Érase una vez un candidato a presidente de Gobierno que había sacado el peor resultado de la historia de su partido y que tenía un gran concepto de sí mismo, hasta el punto de presentarse como la bandera del diálogo, aunque a la hora de la verdad no se sentó jamás a negociar con el que consideraba su máximo rival. Eso sí, presuntamente era guapo, lo que constituía su principal virtud. Insoportable.

Érase otra vez otro candidato a presidente de Gobierno que había perdido una quinta parte de sus votos en menos de medio año y que se permitía el lujo de vetar al único candidato que había mejorado sus resultados desde las anteriores elecciones… aunque él mismo llegó a firmar un acuerdo de Gobierno con otro candidato con un resultado abismalmente inferior al del vetado. En definitiva, este tipo era un aficionado. Incomprensible.

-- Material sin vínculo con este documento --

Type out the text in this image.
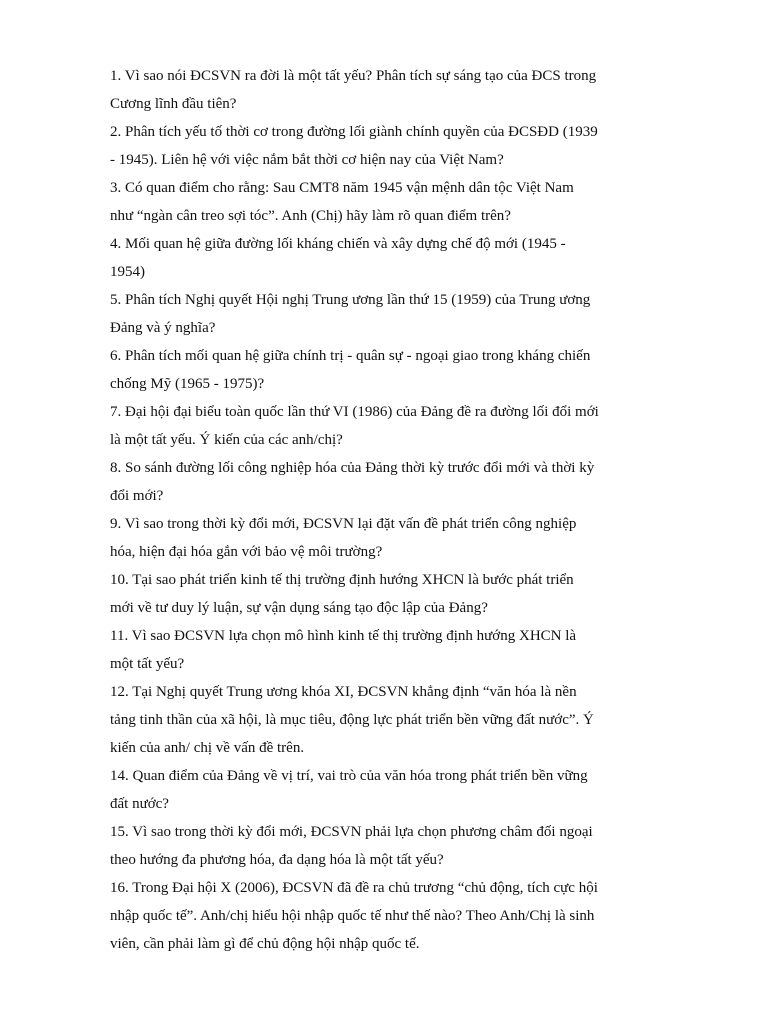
1. Vì sao nói ĐCSVN ra đời là một tất yếu? Phân tích sự sáng tạo của ĐCS trong Cương lĩnh đầu tiên?
2. Phân tích yếu tố thời cơ trong đường lối giành chính quyền của ĐCSĐD (1939 - 1945). Liên hệ với việc nắm bắt thời cơ hiện nay của Việt Nam?
3. Có quan điểm cho rằng: Sau CMT8 năm 1945 vận mệnh dân tộc Việt Nam như “ngàn cân treo sợi tóc”. Anh (Chị) hãy làm rõ quan điểm trên?
4. Mối quan hệ giữa đường lối kháng chiến và xây dựng chế độ mới (1945 - 1954)
5. Phân tích Nghị quyết Hội nghị Trung ương lần thứ 15 (1959) của Trung ương Đảng và ý nghĩa?
6. Phân tích mối quan hệ giữa chính trị - quân sự - ngoại giao trong kháng chiến chống Mỹ (1965 - 1975)?
7. Đại hội đại biểu toàn quốc lần thứ VI (1986) của Đảng đề ra đường lối đổi mới là một tất yếu. Ý kiến của các anh/chị?
8. So sánh đường lối công nghiệp hóa của Đảng thời kỳ trước đổi mới và thời kỳ đổi mới?
9. Vì sao trong thời kỳ đổi mới, ĐCSVN lại đặt vấn đề phát triển công nghiệp hóa, hiện đại hóa gắn với bảo vệ môi trường?
10. Tại sao phát triển kinh tế thị trường định hướng XHCN là bước phát triển mới về tư duy lý luận, sự vận dụng sáng tạo độc lập của Đảng?
11. Vì sao ĐCSVN lựa chọn mô hình kinh tế thị trường định hướng XHCN là một tất yếu?
12. Tại Nghị quyết Trung ương khóa XI, ĐCSVN khẳng định “văn hóa là nền tảng tinh thần của xã hội, là mục tiêu, động lực phát triển bền vững đất nước”. Ý kiến của anh/ chị về vấn đề trên.
14. Quan điểm của Đảng về vị trí, vai trò của văn hóa trong phát triển bền vững đất nước?
15. Vì sao trong thời kỳ đổi mới, ĐCSVN phải lựa chọn phương châm đối ngoại theo hướng đa phương hóa, đa dạng hóa là một tất yếu?
16. Trong Đại hội X (2006), ĐCSVN đã đề ra chủ trương “chủ động, tích cực hội nhập quốc tế”. Anh/chị hiểu hội nhập quốc tế như thế nào? Theo Anh/Chị là sinh viên, cần phải làm gì để chủ động hội nhập quốc tế.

Érase una vez más un nuevo candidato a presidente de Gobierno de un país por cuyos símbolos nacionales tenía poca o nula simpatía, que propugnaba la posibilidad de una votación que lo fracturase y que estaba deseando que su rival por la hegemonía de lo que él llamaba izquierda (ja,ja) permitiese gobernar al candidato más votado, para así poder acusarle de vendido y quedarse él como cabeza de la oposición. Lamentable.

Y érase por último el candidato a presidente de Gobierno que más votos había sacado, el único en mejorar resultados en las últimas elecciones, pero incapaz de pactar ni con su sombra ni de hacer valer su (teórica) situación de fortaleza, atenazado por la corrupción a su alrededor y convencido de que todo se arregla con la inacción. Triste.

 

Y así seguimos. Érase una vez España.